Gharabli noted that in the past he had complained to the Justice Ministry’s Police Investigation Unit (known colloquially as “Mahash”), but that he had no faith the incident would be investigated. “I complained a few times and they did not even reply. Last time I complained in May, they called me in and I went. I explained to them what had happened, but nothing has been done since. Mahash protects police officers, that’s why they continue [to act like this].”

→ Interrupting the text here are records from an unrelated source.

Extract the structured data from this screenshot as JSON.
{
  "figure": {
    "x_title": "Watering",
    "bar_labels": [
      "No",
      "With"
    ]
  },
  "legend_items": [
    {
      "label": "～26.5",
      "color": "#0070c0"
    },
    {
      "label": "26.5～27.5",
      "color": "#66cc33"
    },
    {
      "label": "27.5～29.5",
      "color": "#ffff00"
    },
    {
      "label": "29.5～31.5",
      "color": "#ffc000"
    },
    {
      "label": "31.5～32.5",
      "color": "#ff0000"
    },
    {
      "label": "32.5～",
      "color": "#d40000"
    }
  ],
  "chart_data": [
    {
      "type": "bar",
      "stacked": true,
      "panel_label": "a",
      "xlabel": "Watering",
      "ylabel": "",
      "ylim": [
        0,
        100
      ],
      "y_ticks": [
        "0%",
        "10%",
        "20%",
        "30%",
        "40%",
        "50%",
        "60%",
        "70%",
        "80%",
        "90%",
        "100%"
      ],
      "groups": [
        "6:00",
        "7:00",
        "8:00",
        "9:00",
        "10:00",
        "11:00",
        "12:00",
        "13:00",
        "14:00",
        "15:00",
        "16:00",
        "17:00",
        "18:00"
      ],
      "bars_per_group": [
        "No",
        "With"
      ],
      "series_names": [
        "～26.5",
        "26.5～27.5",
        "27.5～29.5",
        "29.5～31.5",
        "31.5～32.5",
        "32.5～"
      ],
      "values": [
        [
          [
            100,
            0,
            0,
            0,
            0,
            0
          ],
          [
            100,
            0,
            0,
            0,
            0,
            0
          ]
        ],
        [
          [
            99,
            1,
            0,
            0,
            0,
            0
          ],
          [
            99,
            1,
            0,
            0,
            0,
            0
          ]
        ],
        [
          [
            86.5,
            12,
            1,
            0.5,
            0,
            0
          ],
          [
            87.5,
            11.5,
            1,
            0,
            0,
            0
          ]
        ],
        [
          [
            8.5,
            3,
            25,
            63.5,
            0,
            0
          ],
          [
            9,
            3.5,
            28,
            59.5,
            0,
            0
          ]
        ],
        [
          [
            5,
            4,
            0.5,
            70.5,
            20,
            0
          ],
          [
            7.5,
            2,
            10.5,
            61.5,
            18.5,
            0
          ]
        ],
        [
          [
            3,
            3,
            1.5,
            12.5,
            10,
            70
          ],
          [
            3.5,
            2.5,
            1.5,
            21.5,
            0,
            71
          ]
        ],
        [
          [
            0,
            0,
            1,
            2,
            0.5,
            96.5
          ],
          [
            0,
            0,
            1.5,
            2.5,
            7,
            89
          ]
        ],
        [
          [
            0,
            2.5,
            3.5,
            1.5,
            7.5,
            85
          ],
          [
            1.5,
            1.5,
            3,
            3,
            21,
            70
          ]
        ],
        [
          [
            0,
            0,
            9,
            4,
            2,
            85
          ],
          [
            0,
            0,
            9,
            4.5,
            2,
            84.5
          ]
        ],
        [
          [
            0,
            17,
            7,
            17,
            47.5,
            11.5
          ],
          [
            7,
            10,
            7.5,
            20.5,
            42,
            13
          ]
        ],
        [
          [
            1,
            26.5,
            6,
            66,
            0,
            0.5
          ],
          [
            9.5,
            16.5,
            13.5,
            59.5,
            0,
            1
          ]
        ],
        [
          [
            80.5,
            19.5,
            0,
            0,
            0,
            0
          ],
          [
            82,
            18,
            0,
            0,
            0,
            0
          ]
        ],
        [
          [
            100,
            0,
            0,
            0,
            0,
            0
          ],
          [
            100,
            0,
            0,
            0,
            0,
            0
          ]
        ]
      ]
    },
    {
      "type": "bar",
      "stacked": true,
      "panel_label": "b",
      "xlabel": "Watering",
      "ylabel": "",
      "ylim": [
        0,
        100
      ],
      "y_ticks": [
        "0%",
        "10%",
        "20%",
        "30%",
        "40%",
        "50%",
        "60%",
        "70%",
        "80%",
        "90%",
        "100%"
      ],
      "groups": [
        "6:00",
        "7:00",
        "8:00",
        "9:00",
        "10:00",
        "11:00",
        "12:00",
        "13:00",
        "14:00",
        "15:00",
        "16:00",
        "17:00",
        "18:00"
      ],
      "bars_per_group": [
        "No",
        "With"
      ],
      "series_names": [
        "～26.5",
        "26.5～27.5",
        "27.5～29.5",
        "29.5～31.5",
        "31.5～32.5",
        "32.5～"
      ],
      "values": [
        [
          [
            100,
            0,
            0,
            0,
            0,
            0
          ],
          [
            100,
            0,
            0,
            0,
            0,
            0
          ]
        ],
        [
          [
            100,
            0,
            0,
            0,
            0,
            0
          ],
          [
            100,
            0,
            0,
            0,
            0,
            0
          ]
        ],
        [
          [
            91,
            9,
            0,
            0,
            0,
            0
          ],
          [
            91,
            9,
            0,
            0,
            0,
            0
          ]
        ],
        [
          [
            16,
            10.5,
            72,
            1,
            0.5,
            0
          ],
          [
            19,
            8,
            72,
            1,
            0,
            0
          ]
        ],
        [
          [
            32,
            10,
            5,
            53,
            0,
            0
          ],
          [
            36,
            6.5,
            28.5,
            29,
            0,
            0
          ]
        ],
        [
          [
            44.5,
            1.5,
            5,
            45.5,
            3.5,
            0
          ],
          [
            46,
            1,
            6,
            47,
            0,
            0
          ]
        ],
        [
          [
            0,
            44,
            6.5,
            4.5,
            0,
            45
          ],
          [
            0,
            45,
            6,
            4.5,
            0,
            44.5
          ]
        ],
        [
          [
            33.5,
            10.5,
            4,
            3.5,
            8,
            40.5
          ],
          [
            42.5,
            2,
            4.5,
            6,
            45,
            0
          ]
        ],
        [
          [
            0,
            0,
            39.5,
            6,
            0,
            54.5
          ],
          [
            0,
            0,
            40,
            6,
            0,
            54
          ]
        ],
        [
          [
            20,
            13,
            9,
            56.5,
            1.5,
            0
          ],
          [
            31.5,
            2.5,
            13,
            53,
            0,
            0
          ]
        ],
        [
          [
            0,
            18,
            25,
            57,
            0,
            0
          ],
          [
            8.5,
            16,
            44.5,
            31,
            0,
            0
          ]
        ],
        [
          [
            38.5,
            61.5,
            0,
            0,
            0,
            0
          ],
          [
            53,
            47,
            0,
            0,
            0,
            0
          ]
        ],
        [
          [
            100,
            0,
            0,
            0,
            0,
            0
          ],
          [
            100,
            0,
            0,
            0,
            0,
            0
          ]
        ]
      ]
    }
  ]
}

In recent years, Israeli forces have wounded many Palestinians with sponge-tipped bullets in East Jerusalem. In 2014, 16-year-old Muhammad Sunuqrut was killed after he was shot with a sponge-tipped bullet. The case against the officer was closed. In 2016, Haaretz reported that despite one death and 30 injuries from sponge-tipped bullets, not a single indictment had been filed against police officers involved in these incidents.

An Israeli police spokesperson told +972 and Local Call that officers “disperse the riots in order to ward off lawbreakers and continue their activity at the scene,” and that due to the “complexity of the incident and the safety risk in the area,” the officers decided to keep the public at a distance for “fear that they would be harmed as a result of the violent disturbances.”